Women Who Smoke At Increased Risk Of Lung Disease That one took you by surprise, right?

Asian Cockroaches Could Aid Texas Growers Doing the jobs that American cockroaches won’t do.

Circumcision Doesn’t Reduce Sexual Satisfaction And Performance, Says Study Of 4,500 Men Sort of depends on how soon after the operation, doesn’t it?

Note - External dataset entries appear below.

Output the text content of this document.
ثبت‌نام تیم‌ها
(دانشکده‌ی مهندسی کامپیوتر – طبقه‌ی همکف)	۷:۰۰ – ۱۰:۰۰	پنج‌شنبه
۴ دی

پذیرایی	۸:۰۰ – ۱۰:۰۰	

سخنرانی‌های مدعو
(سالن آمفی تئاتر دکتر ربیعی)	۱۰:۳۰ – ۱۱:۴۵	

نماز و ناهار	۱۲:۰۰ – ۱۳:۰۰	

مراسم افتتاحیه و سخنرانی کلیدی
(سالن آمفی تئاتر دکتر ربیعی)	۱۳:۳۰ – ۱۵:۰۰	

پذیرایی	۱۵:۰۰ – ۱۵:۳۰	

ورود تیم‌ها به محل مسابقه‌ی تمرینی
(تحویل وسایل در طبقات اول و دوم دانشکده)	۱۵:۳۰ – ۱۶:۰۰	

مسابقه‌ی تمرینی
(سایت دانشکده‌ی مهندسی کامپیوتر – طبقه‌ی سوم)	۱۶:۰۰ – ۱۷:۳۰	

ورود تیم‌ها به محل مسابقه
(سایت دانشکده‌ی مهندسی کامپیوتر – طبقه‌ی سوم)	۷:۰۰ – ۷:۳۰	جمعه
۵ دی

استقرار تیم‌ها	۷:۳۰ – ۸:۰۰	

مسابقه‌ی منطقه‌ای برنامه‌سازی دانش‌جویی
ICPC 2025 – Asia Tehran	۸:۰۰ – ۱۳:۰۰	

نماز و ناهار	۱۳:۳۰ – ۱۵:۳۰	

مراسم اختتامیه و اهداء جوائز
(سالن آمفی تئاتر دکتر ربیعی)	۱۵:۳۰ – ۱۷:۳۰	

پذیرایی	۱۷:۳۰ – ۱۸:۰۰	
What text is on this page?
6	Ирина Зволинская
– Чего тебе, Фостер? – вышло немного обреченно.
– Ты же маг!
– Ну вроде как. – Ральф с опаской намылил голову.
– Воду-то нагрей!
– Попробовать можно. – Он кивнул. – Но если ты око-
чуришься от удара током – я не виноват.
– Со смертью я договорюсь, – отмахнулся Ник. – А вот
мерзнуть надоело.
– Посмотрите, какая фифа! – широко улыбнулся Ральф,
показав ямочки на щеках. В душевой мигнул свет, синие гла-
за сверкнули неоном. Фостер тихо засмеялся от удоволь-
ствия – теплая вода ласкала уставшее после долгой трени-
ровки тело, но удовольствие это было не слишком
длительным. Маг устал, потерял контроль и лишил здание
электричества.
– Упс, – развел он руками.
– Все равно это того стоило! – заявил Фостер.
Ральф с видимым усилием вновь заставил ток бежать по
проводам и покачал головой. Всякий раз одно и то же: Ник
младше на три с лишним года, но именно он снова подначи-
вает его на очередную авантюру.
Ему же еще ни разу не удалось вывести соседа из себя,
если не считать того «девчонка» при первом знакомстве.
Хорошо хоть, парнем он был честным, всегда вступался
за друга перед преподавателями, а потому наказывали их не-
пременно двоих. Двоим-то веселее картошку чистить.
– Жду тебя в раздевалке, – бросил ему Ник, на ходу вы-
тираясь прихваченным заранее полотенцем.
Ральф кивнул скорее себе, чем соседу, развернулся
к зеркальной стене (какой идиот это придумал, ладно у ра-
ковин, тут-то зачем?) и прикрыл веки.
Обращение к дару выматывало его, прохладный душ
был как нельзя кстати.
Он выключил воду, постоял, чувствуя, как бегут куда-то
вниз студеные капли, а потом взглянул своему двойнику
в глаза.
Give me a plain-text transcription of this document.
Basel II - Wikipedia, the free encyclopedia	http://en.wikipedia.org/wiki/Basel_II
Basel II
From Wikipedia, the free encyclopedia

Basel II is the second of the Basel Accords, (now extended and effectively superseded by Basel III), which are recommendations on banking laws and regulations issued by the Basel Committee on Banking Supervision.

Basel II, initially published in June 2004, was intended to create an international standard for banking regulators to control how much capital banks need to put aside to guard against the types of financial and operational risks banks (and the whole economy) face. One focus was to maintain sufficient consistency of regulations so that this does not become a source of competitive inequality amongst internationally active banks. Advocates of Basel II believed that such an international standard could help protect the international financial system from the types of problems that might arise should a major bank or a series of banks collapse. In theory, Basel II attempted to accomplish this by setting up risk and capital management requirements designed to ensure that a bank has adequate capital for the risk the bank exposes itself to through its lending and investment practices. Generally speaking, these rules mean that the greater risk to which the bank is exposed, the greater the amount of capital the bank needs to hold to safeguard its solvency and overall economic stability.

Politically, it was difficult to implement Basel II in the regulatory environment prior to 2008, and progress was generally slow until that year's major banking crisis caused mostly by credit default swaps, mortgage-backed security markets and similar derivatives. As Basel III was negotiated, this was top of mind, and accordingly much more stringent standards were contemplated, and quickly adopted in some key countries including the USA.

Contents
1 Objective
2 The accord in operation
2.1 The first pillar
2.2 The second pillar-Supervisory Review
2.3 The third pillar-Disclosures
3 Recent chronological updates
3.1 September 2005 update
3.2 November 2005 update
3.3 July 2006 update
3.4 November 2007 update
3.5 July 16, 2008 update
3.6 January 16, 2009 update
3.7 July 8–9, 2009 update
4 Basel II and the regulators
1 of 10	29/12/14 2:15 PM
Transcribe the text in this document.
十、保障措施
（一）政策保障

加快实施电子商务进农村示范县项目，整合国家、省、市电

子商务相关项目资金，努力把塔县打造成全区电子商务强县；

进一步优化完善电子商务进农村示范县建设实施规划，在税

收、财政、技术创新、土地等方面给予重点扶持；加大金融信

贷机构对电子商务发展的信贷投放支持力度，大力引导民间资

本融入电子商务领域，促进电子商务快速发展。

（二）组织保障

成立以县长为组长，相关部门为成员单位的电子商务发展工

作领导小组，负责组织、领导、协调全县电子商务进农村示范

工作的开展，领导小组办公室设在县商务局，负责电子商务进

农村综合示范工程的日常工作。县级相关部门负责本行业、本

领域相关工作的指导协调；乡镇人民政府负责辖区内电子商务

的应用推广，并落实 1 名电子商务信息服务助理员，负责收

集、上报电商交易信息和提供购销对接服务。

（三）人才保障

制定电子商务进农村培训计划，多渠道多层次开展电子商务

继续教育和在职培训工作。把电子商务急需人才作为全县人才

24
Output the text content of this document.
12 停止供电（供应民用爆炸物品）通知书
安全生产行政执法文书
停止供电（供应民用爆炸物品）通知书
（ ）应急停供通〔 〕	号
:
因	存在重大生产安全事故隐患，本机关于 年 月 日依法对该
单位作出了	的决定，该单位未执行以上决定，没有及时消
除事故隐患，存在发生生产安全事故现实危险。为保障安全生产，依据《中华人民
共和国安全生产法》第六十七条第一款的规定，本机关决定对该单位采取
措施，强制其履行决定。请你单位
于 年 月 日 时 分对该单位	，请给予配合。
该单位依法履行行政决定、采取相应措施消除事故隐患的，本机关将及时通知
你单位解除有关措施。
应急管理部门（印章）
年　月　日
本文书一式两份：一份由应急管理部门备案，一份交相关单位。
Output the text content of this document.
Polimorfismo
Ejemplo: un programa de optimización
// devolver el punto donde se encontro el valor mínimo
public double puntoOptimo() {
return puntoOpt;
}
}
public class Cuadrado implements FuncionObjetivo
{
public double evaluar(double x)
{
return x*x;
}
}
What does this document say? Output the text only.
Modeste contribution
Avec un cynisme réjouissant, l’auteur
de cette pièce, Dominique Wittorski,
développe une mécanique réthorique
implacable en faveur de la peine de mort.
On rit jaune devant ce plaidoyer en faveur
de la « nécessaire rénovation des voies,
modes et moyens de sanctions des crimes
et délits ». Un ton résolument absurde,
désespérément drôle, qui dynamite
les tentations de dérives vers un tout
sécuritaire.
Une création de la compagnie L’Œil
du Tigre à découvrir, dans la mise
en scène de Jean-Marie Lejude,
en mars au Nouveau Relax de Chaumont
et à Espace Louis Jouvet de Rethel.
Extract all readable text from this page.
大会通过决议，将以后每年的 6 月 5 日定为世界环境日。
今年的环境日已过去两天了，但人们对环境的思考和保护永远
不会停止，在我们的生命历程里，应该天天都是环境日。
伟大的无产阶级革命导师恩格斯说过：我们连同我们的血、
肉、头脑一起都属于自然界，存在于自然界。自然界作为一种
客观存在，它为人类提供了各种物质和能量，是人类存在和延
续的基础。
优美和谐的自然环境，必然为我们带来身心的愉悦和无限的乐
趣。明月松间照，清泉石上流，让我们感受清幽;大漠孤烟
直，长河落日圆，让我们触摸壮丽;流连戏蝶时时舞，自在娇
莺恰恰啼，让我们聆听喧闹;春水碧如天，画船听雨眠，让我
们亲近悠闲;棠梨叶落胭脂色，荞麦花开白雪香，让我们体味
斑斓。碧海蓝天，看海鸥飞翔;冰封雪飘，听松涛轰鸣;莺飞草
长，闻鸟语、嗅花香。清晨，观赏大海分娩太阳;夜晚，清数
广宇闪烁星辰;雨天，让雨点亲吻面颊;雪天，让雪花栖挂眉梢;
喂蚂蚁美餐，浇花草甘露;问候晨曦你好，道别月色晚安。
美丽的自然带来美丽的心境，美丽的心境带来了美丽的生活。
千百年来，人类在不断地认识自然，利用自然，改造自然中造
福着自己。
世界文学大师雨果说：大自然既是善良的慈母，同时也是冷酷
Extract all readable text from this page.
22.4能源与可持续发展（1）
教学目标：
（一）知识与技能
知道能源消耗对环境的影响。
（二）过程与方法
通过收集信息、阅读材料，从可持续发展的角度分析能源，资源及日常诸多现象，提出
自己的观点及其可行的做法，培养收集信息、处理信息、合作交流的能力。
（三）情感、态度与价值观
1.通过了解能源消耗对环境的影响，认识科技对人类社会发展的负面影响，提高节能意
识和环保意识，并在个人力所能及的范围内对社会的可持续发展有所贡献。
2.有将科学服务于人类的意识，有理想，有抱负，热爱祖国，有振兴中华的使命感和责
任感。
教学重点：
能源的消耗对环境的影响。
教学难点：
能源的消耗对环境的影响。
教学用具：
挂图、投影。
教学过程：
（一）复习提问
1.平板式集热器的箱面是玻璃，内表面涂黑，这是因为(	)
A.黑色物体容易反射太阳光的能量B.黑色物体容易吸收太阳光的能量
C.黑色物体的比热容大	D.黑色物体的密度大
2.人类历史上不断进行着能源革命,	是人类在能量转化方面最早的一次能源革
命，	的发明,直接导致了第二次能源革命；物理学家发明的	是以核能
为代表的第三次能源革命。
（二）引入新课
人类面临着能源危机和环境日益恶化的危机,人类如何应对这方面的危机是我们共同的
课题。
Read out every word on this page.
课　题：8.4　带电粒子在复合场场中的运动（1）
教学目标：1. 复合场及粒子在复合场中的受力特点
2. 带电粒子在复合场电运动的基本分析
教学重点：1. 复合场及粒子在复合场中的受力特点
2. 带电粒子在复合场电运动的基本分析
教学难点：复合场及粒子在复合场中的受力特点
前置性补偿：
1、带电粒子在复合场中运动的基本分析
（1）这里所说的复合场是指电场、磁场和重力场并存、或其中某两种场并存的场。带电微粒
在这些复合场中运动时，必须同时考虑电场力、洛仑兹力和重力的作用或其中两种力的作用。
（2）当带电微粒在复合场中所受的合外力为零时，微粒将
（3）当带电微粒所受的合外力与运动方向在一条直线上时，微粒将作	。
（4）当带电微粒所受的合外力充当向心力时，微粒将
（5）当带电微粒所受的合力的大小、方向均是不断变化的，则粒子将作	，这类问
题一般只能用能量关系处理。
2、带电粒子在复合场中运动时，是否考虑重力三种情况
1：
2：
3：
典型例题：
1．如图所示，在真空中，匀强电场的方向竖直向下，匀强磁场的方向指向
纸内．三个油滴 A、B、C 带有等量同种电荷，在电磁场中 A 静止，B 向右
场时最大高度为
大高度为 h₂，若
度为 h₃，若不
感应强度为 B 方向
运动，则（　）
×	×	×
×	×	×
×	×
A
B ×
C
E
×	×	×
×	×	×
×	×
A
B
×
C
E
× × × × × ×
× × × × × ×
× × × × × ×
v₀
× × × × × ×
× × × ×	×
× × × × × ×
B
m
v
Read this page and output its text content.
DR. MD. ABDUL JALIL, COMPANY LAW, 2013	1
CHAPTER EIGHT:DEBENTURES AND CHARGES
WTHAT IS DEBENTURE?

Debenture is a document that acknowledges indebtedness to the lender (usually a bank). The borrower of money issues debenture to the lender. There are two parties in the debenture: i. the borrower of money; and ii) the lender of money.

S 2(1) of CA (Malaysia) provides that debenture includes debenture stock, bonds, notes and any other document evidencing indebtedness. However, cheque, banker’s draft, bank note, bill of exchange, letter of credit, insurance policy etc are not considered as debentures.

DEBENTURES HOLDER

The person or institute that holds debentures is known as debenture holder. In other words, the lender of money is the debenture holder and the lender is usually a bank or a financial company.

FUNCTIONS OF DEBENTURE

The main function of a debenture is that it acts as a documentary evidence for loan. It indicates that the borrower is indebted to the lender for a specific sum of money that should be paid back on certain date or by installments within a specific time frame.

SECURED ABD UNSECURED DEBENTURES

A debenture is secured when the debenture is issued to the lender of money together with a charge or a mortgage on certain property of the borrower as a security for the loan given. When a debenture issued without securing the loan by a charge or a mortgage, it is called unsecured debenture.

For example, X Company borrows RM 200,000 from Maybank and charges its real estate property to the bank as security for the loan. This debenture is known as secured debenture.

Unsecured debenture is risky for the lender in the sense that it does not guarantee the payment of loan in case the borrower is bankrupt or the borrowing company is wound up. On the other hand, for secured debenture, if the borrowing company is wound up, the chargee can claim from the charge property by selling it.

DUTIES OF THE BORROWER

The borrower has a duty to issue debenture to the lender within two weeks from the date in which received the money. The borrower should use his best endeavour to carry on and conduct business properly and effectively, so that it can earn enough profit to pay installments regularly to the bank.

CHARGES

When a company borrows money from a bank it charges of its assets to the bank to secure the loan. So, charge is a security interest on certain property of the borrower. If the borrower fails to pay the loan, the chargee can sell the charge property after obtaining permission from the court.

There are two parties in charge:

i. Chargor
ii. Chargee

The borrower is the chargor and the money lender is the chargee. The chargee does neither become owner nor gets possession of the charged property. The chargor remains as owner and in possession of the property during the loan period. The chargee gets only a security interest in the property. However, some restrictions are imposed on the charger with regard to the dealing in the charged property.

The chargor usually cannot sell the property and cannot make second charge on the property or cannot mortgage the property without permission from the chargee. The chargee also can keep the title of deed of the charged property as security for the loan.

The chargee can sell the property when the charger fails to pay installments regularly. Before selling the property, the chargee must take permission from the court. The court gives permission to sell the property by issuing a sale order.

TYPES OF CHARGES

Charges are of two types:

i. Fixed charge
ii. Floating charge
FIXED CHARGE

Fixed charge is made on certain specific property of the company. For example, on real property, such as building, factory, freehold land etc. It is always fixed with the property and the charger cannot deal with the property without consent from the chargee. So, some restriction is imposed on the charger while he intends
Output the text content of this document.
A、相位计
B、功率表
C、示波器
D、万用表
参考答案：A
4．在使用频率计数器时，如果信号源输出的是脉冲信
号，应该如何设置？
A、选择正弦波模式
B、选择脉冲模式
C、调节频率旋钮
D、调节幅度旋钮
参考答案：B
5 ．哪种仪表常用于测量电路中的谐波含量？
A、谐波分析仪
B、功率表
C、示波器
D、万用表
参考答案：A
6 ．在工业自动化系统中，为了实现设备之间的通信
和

Intelligent design: New Laboratory Robot Can Lift The Burden Of Boring Work

2008 Likely To Be One Of The Top-ten Warmest Years Now you might think that would be bad news, right?

Well, you’d be wrong because: More Sun Exposure May Be Good For Some People

Rainforests. Now you don’t see them. Now you do: No Convincing Evidence For Decline In Tropical Forests

Breakthrough medical technique: Colonoscopy Fears Overcome When Patients Support Patients Hey, I’m not going back just to hold someone. Not even in a manly way.

Today’s “No shit, Sherlock” Award goes to: Emergency Responders At High Risk To Miss Work Because Of Injuries, with honorable mention to: Violent Shaking Pulps The Infant Brain, Forensic Researchers Find

And finally, Why Are Chickens Getting So Fat? Because they crossed the road to the McDonalds?

UPDATE: This just in — New Risk to Earth Found in Supernova Explosions First the global freezing, then the ozone hole, then the alar scare, then the warming, then the comet strike and now, now this, the FINAL INSULT! I tell you if this keeps up, sooner or later every single person alive on the Earth today is going to be dead.